Страдания изменили Гальярдо, он лежал слабый, бледный, по-детски робкий. Куда девался дерзкий удалец, поражавший прежде воображение толпы. Он жаловался на свинцовую тяжесть в больной ноге, пригвоздившую его к постели, и, казалось, потерял былое мужество после всех мучительных операций, перенесенных в полном сознании. Исчезла прежняя стойкая выносливость, он охал при малейшей боли.

Комната Гальярдо стала местом сборищ самых именитых любителей тавромахии в Севилье. Дым сигар смешивался с запахом йодоформа и прочих лекарств. На столах вперемежку с пузырьками, склянками, пакетами ваты и бинтами стояли бутылки вина для угощения посетителей.

– Пустяки! – кричали друзья, пытаясь подбодрить тореро шумным изъявлением оптимизма. – Через два-три месяца мы снова увидим тебя на арене. Ты попал в хорошие руки. Доктор Руис делает чудеса.

Доктор был тоже весел.

– Он у нас уже совсем молодцом. Смотрите, даже курит. А раз больной закурил!..

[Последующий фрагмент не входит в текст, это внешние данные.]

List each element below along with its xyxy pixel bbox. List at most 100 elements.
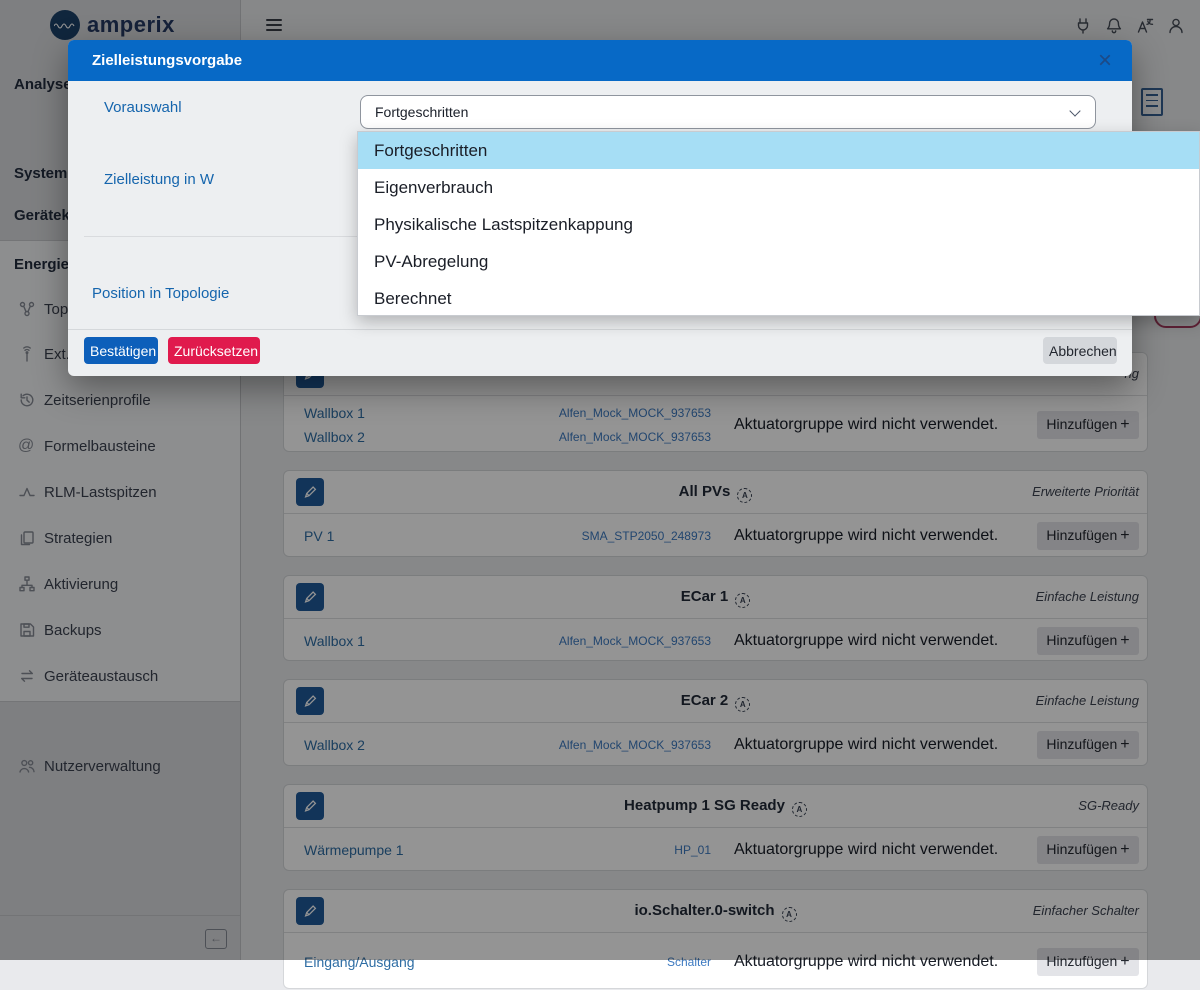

До поздней ночи засиживались у постели больного доктор, доверенный и товарищи по квадрилье. Потахе, войдя в комнату, устраивался поближе к столу, чтобы бутылки с вином были у него под рукой.

Разговор между Руисом, доверенным и Насионалем неизменно вертелся вокруг арены. Встретившись с доном Хосе, невозможно говорить ни о чем ином. Перебирали недостатки всех тореро, толковали об их достоинствах, высчитывали заработки, а прикованный к постели Гальярдо слушал эти рассуждения или, убаюканный разговором, впадал в забытье.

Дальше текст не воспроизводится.